Levi relatou ainda desconhecer os motivos do atentado. O advogado de defesa de "Coxinha" formulou algumas questões para a oitiva de Levi Gomes. O advogado solicitou judicialmente autorização para acompanhar presencialmente o depoimento da vítima, ontem, mas o juiz da 3ª Vara Criminal do Fórum de Marília, Fabiano da Silva Moreno, negou o pedido e autorizou apenas perguntas por escrito.

Levi afirmou ontem desconhecer uma empresa de sistema de gestão de tecnologia, de São Paulo, citada pela defesa de Coxinha. Disse ainda "desconhecer qualquer incompatibilidade com a referida empresa em virtude de licitação na Prefeitura" e que não conhece o CEO da mesma.

O FATOR COXINHA

No dia 13 de dezembro de 2022, o delegado Luiz Marcelo encaminhou ao Ministério Público Estadual, o relatório final sobre o atentado a tiros contra Levi Gomes.

O relatório apontou como "possível autor dos disparos", o autônomo Alessandro Pereira dos Santos, o Coxinha, de 50 anos. Ele foi reconhecido na DIG pela vítima, durante as investigações, com "absoluta certeza e convicção".

Coxinha foi ouvido pelo delegado da DIG uma semana antes da conclusão do relatório final e negou envolvimento no crime. Afirmou que no dia e hora do atentado estava em sua casa, na zona oeste de Marília. A Polícia Civil fez buscas durante as investigações na casa dele, mas nada relacionado ao crime foi localizado.

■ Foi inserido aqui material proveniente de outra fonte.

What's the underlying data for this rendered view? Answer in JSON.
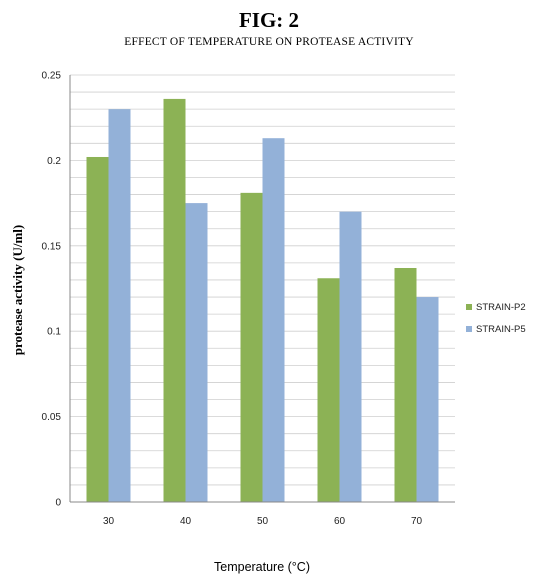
{
  "figure_label": "FIG:  2",
  "chart_data": {
    "type": "bar",
    "title": "EFFECT OF TEMPERATURE  ON PROTEASE ACTIVITY",
    "xlabel": "Temperature (°C)",
    "ylabel": "protease activity (U/ml)",
    "categories": [
      "30",
      "40",
      "50",
      "60",
      "70"
    ],
    "series": [
      {
        "name": "STRAIN-P2",
        "color": "#8cb255",
        "values": [
          0.202,
          0.236,
          0.181,
          0.131,
          0.137
        ]
      },
      {
        "name": "STRAIN-P5",
        "color": "#93b1d8",
        "values": [
          0.23,
          0.175,
          0.213,
          0.17,
          0.12
        ]
      }
    ],
    "ylim": [
      0,
      0.25
    ],
    "yticks": [
      "0",
      "0.05",
      "0.1",
      "0.15",
      "0.2",
      "0.25"
    ],
    "ytick_values": [
      0,
      0.05,
      0.1,
      0.15,
      0.2,
      0.25
    ],
    "minor_gridline_step": 0.01,
    "grid": true,
    "legend_position": "right"
  }
}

O relatório apontou que somente cartuchos de pistola calibre 380 foram encontrados no local do atentado, na zona leste de Marília. Não havia no local projéteis, indicando que os autores do crime pretendiam apenas "dar um susto" no secretário.

VEÍCULO NAS IMAGENS

No dia 27 de outubro de 2021, a Polícia Civil divulgou um vídeo de câmera de segurança mostrando o carro usado no atentado (um Honda Fit, cor prata).

Outras câmeras de segurança filmaram o veículo circulando pelas redondezas do Bairro Maria Izabel, na Zona Leste, onde foi registrada a ocorrência.

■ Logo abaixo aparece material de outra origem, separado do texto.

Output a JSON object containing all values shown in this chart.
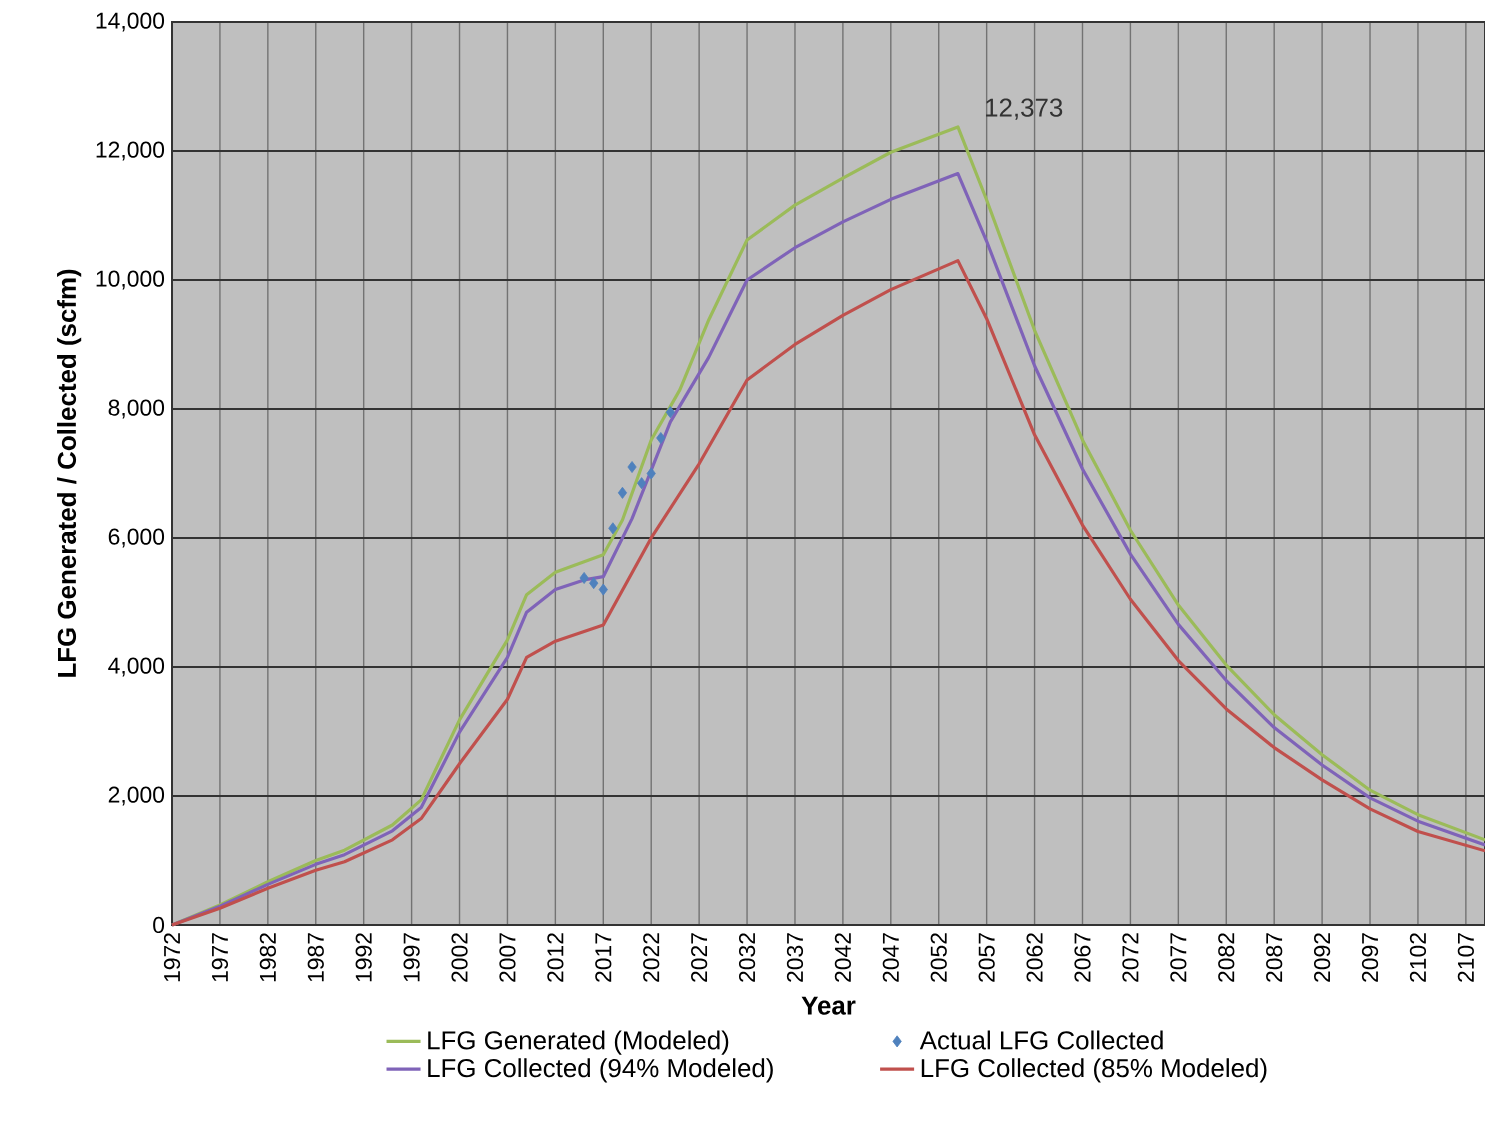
{
  "chart_data": {
    "type": "line",
    "xlabel": "Year",
    "ylabel": "LFG Generated / Collected (scfm)",
    "xlim": [
      1972,
      2109
    ],
    "xticks": [
      1972,
      1977,
      1982,
      1987,
      1992,
      1997,
      2002,
      2007,
      2012,
      2017,
      2022,
      2027,
      2032,
      2037,
      2042,
      2047,
      2052,
      2057,
      2062,
      2067,
      2072,
      2077,
      2082,
      2087,
      2092,
      2097,
      2102,
      2107
    ],
    "ylim": [
      0,
      14000
    ],
    "yticks": [
      {
        "value": 0,
        "label": "0"
      },
      {
        "value": 2000,
        "label": "2,000"
      },
      {
        "value": 4000,
        "label": "4,000"
      },
      {
        "value": 6000,
        "label": "6,000"
      },
      {
        "value": 8000,
        "label": "8,000"
      },
      {
        "value": 10000,
        "label": "10,000"
      },
      {
        "value": 12000,
        "label": "12,000"
      },
      {
        "value": 14000,
        "label": "14,000"
      }
    ],
    "grid": true,
    "legend": "bottom",
    "marker": "none",
    "annotations": [
      {
        "text": "12,373",
        "x": 2054,
        "y": 12373
      }
    ],
    "series": [
      {
        "name": "LFG Generated (Modeled)",
        "color": "#9bbb59",
        "x": [
          1972,
          1977,
          1982,
          1987,
          1990,
          1995,
          1998,
          2002,
          2007,
          2009,
          2012,
          2015,
          2017,
          2019,
          2022,
          2025,
          2028,
          2032,
          2037,
          2042,
          2047,
          2054,
          2057,
          2062,
          2067,
          2072,
          2077,
          2082,
          2087,
          2092,
          2097,
          2102,
          2109
        ],
        "values": [
          0,
          310,
          670,
          1000,
          1160,
          1550,
          1940,
          3180,
          4420,
          5120,
          5470,
          5630,
          5740,
          6280,
          7520,
          8300,
          9380,
          10620,
          11160,
          11580,
          11980,
          12373,
          11240,
          9220,
          7520,
          6120,
          4960,
          4030,
          3260,
          2640,
          2090,
          1710,
          1320
        ]
      },
      {
        "name": "Actual LFG Collected",
        "type": "scatter",
        "marker": "diamond",
        "color": "#4f81bd",
        "x": [
          2015,
          2016,
          2017,
          2018,
          2019,
          2020,
          2021,
          2022,
          2023,
          2024
        ],
        "values": [
          5380,
          5300,
          5200,
          6150,
          6700,
          7100,
          6850,
          7000,
          7550,
          7950
        ]
      },
      {
        "name": "LFG Collected (94% Modeled)",
        "color": "#7f63b8",
        "x": [
          1972,
          1977,
          1982,
          1987,
          1990,
          1995,
          1998,
          2002,
          2007,
          2009,
          2012,
          2015,
          2017,
          2020,
          2024,
          2028,
          2032,
          2037,
          2042,
          2047,
          2054,
          2057,
          2062,
          2067,
          2072,
          2077,
          2082,
          2087,
          2092,
          2097,
          2102,
          2109
        ],
        "values": [
          0,
          290,
          630,
          940,
          1090,
          1460,
          1820,
          2990,
          4150,
          4850,
          5200,
          5350,
          5400,
          6300,
          7800,
          8800,
          10000,
          10500,
          10900,
          11250,
          11650,
          10600,
          8670,
          7070,
          5750,
          4660,
          3790,
          3060,
          2480,
          1970,
          1610,
          1240
        ]
      },
      {
        "name": "LFG Collected (85% Modeled)",
        "color": "#c0504d",
        "x": [
          1972,
          1977,
          1982,
          1987,
          1990,
          1995,
          1998,
          2002,
          2007,
          2009,
          2012,
          2015,
          2017,
          2022,
          2027,
          2032,
          2037,
          2042,
          2047,
          2054,
          2057,
          2062,
          2067,
          2072,
          2077,
          2082,
          2087,
          2092,
          2097,
          2102,
          2109
        ],
        "values": [
          0,
          260,
          570,
          850,
          980,
          1320,
          1650,
          2500,
          3500,
          4150,
          4400,
          4550,
          4650,
          6000,
          7150,
          8450,
          9000,
          9450,
          9850,
          10300,
          9400,
          7600,
          6200,
          5050,
          4100,
          3350,
          2750,
          2250,
          1800,
          1450,
          1150
        ]
      }
    ]
  }
}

Mesmo o vídeo com melhor qualidade não possibilitou identificar a placa do carro utilizado. Além do automóvel, também é possível ver o vulto de Levi na gravação. O automóvel foi estacionado próximo à casa de Levi antes de ele sair para sua caminhada diária, por volta das 5h da madrugada.

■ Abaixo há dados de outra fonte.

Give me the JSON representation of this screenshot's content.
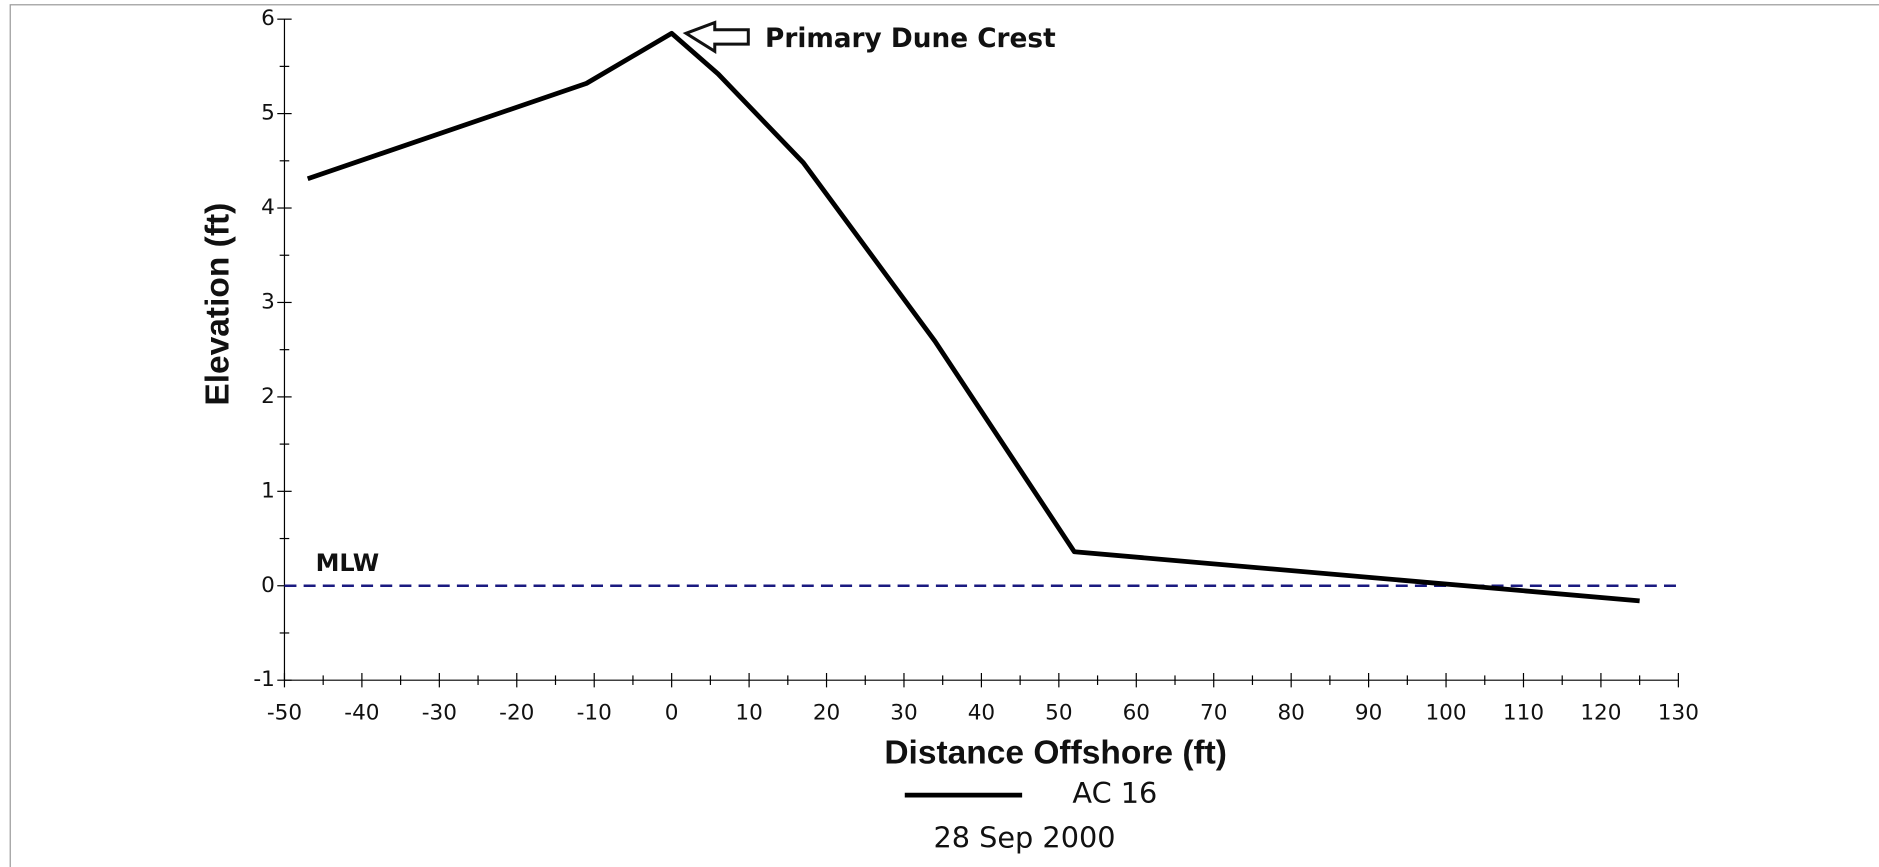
{
  "chart_data": {
    "type": "line",
    "title": null,
    "subtitle": "28 Sep 2000",
    "x_label": "Distance Offshore (ft)",
    "y_label": "Elevation (ft)",
    "x": [
      -47,
      -11,
      0,
      6,
      17,
      34,
      52,
      125
    ],
    "series": [
      {
        "name": "AC 16",
        "color": "#000000",
        "values": [
          4.31,
          5.32,
          5.85,
          5.42,
          4.48,
          2.59,
          0.36,
          -0.16
        ]
      }
    ],
    "xlim": [
      -50,
      130
    ],
    "xticks": [
      -50,
      -40,
      -30,
      -20,
      -10,
      0,
      10,
      20,
      30,
      40,
      50,
      60,
      70,
      80,
      90,
      100,
      110,
      120,
      130
    ],
    "ylim": [
      -1,
      6
    ],
    "yticks": [
      -1,
      0,
      1,
      2,
      3,
      4,
      5,
      6
    ],
    "reference_lines": [
      {
        "y": 0,
        "label": "MLW",
        "color": "#1a1a80",
        "dash": true
      }
    ],
    "annotations": [
      {
        "text": "Primary Dune Crest",
        "point": 2
      }
    ],
    "grid": false,
    "legend": "bottom"
  }
}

O JORNAL DO POVO apurou que a DIG recebeu informações que o referido veículo seria de Campinas. Foram levantadas imagens estratégicas de várias praças de pedágios nas saídas de Marília. "Não foi detectada passagem de veículo com essas características", disse o delegado da DIG.

ARMAS E MUNIÇÕES

A Polícia Civil apreendeu em julho de 2022 várias armas e munições durante as investigações desse caso. Agentes da Delegacia de Investigações Gerais (DIG) de Marília cumpriram cinco mandados de busca e apreensão na cidade e em Oriente. Durante a ação, foram apreendidos uma pistola calibre 45 importada, um revólver 357 e uma espingarda, além de munições de vários calibres, diversos celulares e cheques. Os cheques foram apreendidos na casa de Coxinha. Não havia armas no local.

As armas apreendidas em Oriente eram de uso legal e tinham numeração, mas não possuíam registro. Por isso, dois responsáveis pelo armamento foram autuados em flagrante por porte ilegal de arma de fogo e liberados após pagamento de fiança.